J Van Acker, J De Smet
Non-destructive monitoring of structure and moisture dynamics of plywood exposed outdoors to improve service life prediction and fit-for-purpose design
2015 - IRG/WP 15-20570
Plywood is an important construction material yet prone to water uptake, which can decrease strength and increase decay risk. To predict service life and improve fit-for-purpose design, it is crucial to understand the moisture behavior and structural changes of plywood. In this research, several plywood specimens were exposed outdoors for approximately one year. During this period, the moisture distribution in different layers of the exposed plywood specimens was monitored continuously and detailed field weather information was collected simultaneously. The internal structure of the specimens was also investigated by periodically scanning using 3D X-ray CT. The moisture distribution throughout the different plies is not always homogeneous. The second layer can accumulate a significant amount of water in outdoor weathering conditions, giving rise to high Time of Wetness (TOW) and long rainfall events can keep wetting the inner layers of plywood. TOW, moisture dynamics and wood species used are the main factors causing structural changes of the plywood veneers in service mainly occurring as cracks. Most internal structural changes were found in the second veneers of plywood specimens. The glue line between veneers can hardly be ruptured after exposing outdoors for one year.

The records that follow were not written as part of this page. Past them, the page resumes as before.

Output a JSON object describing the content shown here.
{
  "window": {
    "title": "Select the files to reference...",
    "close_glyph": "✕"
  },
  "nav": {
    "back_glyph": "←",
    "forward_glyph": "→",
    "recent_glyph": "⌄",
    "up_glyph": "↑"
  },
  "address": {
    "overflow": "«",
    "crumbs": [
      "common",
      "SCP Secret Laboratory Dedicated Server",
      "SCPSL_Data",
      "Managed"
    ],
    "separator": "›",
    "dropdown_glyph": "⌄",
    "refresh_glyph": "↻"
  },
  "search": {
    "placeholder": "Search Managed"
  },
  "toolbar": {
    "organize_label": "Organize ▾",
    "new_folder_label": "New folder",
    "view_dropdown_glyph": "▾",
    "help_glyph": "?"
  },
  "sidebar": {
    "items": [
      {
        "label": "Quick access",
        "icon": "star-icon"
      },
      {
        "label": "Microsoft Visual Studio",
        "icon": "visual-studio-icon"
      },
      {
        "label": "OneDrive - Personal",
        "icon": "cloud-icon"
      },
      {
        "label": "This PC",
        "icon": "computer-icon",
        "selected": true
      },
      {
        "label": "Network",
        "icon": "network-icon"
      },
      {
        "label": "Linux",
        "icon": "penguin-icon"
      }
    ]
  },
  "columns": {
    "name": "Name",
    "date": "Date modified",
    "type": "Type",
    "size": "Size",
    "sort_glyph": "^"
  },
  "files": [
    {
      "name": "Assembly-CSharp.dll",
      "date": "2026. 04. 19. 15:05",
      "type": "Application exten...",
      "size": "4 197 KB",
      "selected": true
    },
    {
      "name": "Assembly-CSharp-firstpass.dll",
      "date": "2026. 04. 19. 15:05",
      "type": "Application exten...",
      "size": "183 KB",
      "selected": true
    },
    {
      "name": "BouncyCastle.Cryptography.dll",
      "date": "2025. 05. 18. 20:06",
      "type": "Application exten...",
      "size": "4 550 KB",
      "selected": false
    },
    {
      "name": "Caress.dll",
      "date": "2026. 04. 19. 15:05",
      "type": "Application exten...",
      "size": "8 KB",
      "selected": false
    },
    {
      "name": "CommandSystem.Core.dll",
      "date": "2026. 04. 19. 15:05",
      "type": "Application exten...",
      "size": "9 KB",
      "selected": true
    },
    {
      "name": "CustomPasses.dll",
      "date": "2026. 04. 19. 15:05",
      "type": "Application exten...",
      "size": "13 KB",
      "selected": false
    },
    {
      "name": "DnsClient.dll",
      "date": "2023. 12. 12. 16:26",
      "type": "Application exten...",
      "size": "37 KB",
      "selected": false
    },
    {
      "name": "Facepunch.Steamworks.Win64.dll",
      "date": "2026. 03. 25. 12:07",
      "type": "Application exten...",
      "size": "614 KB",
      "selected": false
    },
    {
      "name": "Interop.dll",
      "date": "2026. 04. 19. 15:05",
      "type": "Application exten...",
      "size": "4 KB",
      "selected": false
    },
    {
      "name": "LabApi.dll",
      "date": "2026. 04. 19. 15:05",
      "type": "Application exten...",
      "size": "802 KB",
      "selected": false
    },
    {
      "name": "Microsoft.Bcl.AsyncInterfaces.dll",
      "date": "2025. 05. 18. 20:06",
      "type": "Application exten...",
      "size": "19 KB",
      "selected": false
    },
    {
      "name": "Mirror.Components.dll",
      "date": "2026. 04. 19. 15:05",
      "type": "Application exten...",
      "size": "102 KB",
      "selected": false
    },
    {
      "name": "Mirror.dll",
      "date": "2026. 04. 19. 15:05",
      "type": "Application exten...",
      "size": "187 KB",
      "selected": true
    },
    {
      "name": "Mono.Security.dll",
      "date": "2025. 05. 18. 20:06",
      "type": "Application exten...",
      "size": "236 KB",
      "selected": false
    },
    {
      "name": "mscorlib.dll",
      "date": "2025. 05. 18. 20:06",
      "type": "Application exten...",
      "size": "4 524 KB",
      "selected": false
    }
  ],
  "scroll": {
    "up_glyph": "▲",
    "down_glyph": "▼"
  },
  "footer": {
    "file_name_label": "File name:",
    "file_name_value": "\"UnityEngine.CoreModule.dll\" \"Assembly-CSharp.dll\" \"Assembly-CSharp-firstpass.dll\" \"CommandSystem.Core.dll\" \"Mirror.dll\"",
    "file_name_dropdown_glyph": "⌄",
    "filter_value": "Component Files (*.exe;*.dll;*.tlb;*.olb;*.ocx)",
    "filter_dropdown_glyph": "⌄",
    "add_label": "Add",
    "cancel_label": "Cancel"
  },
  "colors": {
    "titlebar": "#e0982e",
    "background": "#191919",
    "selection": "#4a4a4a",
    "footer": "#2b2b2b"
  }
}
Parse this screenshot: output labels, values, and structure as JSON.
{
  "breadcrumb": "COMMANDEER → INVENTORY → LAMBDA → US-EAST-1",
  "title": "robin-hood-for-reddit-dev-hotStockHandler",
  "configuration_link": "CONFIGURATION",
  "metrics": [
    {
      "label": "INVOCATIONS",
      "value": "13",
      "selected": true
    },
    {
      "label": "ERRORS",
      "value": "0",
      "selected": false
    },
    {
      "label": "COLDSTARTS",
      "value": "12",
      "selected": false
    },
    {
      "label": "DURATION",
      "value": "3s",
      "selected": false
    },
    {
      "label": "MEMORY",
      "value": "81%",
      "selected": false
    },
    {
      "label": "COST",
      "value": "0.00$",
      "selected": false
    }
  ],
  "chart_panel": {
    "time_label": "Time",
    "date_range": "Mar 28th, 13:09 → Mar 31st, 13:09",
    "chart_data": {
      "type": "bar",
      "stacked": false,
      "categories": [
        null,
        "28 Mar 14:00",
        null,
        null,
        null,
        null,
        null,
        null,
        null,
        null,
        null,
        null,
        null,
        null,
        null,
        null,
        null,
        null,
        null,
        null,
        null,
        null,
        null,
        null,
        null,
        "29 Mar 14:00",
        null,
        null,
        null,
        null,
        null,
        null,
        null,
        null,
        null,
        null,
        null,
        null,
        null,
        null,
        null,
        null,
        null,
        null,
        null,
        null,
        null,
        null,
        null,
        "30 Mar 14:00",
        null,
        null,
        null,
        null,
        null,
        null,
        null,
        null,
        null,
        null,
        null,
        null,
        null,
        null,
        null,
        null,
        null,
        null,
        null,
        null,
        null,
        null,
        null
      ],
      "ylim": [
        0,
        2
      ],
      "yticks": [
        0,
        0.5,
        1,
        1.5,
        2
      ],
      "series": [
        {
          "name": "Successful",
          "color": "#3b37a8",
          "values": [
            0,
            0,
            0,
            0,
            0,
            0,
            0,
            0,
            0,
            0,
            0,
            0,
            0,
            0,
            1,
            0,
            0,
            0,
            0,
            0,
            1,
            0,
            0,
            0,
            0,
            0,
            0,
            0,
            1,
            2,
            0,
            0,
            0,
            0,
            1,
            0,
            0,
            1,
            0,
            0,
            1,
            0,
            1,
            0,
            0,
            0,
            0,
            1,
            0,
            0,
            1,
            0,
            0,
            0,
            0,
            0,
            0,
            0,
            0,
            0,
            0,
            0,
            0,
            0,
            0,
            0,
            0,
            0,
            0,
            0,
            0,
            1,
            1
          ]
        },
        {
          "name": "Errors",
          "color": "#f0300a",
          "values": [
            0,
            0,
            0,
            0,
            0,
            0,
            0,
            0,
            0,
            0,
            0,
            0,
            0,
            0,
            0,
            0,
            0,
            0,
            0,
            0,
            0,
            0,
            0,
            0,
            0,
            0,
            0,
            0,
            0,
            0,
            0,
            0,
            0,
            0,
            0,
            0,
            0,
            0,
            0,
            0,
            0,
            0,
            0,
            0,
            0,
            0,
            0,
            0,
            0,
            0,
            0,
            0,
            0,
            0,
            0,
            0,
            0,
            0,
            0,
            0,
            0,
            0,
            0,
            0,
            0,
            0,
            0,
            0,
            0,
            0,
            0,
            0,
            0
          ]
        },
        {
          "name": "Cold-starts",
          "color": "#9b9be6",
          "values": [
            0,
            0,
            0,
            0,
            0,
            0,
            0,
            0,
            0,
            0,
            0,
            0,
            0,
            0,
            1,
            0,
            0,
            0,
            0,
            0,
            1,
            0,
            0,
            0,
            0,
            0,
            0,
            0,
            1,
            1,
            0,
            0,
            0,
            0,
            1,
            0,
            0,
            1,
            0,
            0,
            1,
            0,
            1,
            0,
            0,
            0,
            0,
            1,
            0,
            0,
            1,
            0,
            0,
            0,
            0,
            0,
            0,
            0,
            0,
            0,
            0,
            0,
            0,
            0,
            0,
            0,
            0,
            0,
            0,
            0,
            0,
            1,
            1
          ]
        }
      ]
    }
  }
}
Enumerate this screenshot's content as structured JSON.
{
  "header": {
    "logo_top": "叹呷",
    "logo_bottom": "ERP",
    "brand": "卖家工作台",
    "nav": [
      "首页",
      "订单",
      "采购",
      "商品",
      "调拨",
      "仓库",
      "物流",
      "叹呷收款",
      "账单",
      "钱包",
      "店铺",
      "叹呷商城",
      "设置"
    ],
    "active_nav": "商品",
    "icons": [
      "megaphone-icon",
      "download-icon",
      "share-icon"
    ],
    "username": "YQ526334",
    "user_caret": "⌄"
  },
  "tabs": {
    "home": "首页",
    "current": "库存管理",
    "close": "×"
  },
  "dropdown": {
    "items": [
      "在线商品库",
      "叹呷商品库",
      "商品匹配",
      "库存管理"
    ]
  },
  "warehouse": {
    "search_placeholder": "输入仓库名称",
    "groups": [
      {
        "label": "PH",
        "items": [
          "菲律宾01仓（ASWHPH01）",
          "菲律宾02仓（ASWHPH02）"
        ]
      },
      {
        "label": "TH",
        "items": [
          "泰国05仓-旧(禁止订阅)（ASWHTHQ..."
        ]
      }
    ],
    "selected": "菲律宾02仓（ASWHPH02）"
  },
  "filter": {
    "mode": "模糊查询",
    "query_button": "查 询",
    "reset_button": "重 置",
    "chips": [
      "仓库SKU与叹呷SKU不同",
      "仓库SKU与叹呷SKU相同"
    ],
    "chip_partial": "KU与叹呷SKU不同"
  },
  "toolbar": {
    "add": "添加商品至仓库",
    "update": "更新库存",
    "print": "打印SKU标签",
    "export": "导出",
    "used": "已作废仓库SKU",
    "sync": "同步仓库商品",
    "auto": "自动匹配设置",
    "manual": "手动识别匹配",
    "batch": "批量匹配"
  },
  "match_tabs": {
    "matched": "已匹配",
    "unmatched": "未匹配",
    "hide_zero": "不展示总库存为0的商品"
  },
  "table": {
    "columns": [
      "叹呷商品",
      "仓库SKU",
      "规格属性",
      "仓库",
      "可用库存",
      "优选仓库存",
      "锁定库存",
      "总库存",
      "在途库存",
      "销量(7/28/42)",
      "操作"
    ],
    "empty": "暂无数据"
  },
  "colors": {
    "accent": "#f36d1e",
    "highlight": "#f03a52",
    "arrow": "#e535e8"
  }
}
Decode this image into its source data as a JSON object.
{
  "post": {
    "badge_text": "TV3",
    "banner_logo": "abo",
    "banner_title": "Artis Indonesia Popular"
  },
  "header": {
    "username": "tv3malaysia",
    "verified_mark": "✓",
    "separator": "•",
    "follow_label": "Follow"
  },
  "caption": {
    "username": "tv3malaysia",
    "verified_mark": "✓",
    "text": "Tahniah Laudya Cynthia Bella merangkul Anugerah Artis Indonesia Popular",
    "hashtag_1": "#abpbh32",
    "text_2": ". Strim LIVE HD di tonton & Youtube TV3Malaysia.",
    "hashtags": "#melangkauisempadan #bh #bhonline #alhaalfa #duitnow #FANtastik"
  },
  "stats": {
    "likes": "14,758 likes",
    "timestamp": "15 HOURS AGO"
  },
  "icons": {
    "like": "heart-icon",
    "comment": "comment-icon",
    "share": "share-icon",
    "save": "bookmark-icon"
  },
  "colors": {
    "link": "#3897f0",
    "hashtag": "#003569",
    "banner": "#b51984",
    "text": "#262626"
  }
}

Plywood with veneers showing a slow water sorption and fast water desorption could effectively avoid internal moisture accumulation and cracks in service. Based on the knowledge of the relationship among weathering data, internal moisture behavior and structural changes in service, the dedicated plywood could be designed by optimizing the characteristics, i.e. veneer wood species, veneer thickness, glue type and such. The above knowledge could also contribute to the service life prediction of plywood.